Los investigadores consideran que este tipo de intervención puede ayudar a reducir barreras como el estigma, la falta de profesionales y la dificultad para reconocer cuándo es necesario solicitar atención. La posibilidad de utilizar el programa sin un terapeuta presente durante cada sesión facilitaría su aplicación en escuelas con recursos limitados.
La identificación temprana continúa siendo esencial. Estudios recientes también exploran cómo la atención bajo situaciones de estrés puede aportar información sobre ansiedad y depresión juvenil, lo que refleja la búsqueda de herramientas complementarias para detectar el malestar antes de que se agrave.
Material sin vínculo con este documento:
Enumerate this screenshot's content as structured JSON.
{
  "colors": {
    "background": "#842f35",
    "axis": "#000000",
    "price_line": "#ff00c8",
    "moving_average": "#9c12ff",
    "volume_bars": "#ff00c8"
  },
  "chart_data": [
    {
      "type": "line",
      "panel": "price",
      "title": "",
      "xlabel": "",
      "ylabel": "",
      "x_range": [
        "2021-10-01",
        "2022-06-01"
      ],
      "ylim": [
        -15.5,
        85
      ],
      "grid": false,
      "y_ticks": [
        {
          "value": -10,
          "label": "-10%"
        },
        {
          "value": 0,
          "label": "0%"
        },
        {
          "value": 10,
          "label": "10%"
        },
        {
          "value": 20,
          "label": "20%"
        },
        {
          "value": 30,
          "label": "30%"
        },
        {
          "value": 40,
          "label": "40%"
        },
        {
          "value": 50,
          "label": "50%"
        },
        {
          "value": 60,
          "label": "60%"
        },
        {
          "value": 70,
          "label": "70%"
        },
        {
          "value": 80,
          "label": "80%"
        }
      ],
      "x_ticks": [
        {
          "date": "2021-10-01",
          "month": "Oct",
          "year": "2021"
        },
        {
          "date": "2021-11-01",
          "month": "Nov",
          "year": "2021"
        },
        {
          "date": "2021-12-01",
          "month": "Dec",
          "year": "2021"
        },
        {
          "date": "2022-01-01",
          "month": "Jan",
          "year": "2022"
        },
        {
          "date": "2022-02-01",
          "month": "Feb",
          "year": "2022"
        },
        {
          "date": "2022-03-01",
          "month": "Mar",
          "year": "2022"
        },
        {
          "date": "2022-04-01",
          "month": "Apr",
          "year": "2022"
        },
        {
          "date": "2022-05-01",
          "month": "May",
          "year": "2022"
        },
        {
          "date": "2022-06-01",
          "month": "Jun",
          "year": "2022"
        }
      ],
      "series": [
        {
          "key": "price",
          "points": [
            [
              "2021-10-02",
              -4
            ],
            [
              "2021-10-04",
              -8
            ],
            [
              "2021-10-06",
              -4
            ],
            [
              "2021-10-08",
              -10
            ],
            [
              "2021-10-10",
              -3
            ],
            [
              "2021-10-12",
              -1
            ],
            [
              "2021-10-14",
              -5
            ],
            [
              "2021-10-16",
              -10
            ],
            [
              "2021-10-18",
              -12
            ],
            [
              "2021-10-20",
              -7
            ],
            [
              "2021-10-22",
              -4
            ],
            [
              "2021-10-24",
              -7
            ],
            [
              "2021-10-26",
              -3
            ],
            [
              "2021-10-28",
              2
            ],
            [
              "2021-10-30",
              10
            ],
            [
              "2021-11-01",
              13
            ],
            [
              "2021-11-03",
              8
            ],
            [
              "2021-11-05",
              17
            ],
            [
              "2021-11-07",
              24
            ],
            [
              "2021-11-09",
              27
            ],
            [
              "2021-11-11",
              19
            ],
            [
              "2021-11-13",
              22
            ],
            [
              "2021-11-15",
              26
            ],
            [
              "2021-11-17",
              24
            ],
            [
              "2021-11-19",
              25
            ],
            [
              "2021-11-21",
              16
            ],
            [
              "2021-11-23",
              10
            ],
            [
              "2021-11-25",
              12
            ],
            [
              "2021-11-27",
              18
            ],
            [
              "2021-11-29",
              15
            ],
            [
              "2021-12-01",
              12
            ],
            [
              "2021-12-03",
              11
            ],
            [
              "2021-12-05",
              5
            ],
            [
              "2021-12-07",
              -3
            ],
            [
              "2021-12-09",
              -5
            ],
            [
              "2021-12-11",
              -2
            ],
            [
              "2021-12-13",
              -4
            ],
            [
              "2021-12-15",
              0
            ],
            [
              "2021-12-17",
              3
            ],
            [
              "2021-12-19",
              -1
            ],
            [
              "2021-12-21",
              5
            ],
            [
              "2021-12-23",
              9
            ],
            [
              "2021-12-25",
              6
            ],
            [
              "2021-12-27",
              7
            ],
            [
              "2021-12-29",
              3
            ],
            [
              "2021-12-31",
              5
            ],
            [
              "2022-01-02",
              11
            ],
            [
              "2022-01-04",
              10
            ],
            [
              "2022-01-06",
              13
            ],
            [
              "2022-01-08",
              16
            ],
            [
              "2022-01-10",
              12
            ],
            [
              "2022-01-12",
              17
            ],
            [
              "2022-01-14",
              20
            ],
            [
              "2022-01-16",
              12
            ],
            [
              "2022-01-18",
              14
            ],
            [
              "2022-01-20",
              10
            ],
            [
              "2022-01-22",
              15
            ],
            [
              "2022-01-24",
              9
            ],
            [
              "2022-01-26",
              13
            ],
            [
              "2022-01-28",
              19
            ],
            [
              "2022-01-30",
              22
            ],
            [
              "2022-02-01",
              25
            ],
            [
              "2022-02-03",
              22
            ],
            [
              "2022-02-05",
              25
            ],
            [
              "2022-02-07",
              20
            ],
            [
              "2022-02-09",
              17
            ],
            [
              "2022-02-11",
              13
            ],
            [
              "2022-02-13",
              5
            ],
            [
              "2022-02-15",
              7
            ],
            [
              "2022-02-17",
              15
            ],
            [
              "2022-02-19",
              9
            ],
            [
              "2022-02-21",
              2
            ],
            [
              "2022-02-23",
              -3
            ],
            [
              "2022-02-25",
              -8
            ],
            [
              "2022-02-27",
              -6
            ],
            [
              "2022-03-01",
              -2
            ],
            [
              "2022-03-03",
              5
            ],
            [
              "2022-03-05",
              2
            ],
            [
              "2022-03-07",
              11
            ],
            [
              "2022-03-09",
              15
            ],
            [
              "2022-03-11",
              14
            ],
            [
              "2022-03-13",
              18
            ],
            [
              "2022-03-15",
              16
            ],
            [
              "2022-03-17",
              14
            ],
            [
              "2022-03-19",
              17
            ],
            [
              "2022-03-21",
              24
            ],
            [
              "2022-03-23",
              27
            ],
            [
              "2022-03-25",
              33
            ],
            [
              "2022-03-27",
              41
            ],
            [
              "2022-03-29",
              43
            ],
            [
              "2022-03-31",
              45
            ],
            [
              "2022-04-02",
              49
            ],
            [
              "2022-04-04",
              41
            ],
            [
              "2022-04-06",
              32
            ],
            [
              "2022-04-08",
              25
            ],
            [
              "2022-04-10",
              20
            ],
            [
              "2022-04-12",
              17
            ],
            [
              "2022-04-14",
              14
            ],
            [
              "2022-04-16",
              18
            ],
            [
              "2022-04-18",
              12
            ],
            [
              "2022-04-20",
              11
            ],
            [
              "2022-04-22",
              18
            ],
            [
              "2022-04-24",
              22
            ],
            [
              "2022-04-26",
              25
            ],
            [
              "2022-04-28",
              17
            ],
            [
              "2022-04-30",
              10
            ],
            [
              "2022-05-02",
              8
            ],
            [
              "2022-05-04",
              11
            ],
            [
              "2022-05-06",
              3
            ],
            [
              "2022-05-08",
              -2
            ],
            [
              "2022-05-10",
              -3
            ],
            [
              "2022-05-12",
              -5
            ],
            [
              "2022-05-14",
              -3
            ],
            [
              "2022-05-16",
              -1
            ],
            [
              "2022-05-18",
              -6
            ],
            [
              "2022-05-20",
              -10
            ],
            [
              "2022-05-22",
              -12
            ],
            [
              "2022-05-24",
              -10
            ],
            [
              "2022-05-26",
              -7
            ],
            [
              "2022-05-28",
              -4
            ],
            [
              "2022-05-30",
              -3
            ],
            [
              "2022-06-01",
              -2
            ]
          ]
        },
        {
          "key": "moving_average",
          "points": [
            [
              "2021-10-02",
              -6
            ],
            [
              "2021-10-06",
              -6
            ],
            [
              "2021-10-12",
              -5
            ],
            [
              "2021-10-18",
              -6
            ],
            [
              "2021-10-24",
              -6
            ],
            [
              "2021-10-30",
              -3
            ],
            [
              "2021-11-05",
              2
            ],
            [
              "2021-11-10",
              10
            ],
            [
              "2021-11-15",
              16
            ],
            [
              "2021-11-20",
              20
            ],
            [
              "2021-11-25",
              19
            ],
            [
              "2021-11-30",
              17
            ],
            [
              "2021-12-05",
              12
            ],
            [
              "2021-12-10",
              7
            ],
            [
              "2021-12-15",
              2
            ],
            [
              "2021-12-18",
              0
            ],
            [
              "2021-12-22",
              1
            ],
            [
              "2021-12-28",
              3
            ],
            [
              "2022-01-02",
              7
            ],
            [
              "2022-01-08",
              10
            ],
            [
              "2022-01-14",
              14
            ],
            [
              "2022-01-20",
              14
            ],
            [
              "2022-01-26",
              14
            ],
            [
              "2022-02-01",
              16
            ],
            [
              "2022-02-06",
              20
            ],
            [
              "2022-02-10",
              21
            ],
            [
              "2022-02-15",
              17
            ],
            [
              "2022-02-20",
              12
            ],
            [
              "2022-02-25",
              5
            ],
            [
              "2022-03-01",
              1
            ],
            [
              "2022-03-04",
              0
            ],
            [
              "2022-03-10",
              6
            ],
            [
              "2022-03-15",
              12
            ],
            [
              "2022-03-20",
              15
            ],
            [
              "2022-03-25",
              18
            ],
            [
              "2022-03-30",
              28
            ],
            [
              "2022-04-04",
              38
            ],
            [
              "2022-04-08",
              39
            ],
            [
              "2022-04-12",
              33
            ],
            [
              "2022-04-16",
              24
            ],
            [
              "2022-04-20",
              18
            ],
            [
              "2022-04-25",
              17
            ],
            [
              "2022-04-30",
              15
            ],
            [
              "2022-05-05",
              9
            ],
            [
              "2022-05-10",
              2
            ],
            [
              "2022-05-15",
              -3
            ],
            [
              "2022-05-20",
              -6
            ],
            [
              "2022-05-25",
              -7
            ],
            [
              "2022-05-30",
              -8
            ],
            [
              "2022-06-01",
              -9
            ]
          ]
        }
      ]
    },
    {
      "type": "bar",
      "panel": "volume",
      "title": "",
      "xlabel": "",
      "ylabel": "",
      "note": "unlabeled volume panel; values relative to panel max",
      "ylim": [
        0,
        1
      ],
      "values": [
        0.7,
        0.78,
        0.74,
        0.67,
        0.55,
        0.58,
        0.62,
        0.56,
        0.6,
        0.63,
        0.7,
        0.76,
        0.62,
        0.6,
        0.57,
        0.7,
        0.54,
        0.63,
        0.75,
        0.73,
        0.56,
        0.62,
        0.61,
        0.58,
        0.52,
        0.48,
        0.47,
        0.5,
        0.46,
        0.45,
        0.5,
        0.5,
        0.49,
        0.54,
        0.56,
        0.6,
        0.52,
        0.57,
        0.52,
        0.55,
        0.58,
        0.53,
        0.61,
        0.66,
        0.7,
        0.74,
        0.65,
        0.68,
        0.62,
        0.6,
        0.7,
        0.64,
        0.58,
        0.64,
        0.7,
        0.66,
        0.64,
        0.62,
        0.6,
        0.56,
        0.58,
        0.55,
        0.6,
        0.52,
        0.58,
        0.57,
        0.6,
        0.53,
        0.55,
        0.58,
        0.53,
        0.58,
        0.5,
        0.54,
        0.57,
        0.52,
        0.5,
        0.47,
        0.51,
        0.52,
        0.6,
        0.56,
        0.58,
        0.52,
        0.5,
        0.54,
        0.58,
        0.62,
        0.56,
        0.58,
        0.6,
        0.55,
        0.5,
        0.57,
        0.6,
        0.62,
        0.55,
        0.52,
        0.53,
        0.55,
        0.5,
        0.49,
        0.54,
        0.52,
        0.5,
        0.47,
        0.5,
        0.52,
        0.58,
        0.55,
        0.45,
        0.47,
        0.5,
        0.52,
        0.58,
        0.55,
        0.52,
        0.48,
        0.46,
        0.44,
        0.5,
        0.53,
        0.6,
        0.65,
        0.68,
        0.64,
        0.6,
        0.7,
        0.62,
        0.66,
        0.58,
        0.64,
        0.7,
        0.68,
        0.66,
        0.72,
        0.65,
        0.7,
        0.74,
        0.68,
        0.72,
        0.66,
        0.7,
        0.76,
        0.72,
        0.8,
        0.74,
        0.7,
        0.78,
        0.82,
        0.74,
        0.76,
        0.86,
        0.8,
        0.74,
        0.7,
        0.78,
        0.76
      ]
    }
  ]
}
La aplicación escolar requiere supervisión y evaluación
Antes de incorporar un videojuego de salud mental a un programa educativo deben revisarse su evidencia clínica, protección de datos, accesibilidad, adecuación cultural y protocolo para atender a estudiantes que comuniquen síntomas graves. La participación de profesionales de salud, docentes, familias y jóvenes resulta necesaria para evitar que la herramienta funcione de manera aislada.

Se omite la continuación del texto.